I levered myself onto the cold slab.  Another technician wandered in and both of them hovered around me, getting things ready.  My nervousness must have been evident because they told me they got a new, wider machine.  (Or maybe it's because I'm plump and they wanted to reassure me that I wouldn't get stuck in there like Pooh Bear.)

They suggested I wear a cloth over my eyes so I couldn't see the cage that would come over my face and lock my head into place.  Thank you for the Hannibal Lector visual.

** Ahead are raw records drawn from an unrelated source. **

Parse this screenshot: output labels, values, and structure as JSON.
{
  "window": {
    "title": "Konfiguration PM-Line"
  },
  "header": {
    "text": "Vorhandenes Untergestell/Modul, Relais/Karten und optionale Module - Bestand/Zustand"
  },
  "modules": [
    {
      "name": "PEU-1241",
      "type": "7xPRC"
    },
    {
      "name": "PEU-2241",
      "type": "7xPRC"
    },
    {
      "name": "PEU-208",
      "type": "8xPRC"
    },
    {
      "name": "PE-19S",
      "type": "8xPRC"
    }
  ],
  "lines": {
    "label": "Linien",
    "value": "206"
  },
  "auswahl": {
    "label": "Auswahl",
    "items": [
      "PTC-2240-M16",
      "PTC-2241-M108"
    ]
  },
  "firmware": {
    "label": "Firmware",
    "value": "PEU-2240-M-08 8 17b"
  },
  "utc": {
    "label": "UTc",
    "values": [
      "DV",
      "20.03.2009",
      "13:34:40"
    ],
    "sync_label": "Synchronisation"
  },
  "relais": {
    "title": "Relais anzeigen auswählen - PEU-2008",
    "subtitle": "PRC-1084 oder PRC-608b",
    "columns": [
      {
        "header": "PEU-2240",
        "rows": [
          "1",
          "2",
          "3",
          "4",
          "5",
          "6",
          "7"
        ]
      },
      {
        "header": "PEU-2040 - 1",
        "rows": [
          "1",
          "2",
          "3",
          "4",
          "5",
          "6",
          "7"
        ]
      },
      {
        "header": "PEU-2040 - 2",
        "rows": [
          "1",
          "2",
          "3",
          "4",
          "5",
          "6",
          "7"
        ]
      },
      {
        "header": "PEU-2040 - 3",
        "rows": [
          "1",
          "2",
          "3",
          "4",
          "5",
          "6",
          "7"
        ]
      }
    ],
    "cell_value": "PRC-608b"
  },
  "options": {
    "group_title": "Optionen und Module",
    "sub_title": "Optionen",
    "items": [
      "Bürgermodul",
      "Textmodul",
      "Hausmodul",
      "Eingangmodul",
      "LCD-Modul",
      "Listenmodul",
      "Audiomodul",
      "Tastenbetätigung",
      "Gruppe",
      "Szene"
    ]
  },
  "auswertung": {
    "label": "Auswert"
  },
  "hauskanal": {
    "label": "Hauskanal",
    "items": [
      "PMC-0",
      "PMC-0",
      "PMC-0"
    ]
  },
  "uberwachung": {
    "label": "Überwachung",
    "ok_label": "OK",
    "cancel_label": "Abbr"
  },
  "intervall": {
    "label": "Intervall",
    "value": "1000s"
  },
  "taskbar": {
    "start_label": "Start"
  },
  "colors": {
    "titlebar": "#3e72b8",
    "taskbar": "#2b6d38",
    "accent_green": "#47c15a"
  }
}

I was finally ready and slowly slid into the hole, concentrating fiercely on slow, even breaths.  I have to admit here and now that the cloth over my eyes was the saving grace.  Not being able to see myself so enclosed was much better.  I had headphones on playing country music and that relaxed me as well.  I did have a bit more arm room in this new machine.

All of those things allowed me to get through the hour long MRI but I was still relieved when they brought me out and said I was done. 

I went home, sat down at my desk to surf the internet and thought about the sedation medication.  Not working at all, never did.  What a joke.  Could have eaten a Tic-Tac.

Ten minutes later, my head lolled backwards and drool began to puddle on my lower lip.  Fabulous.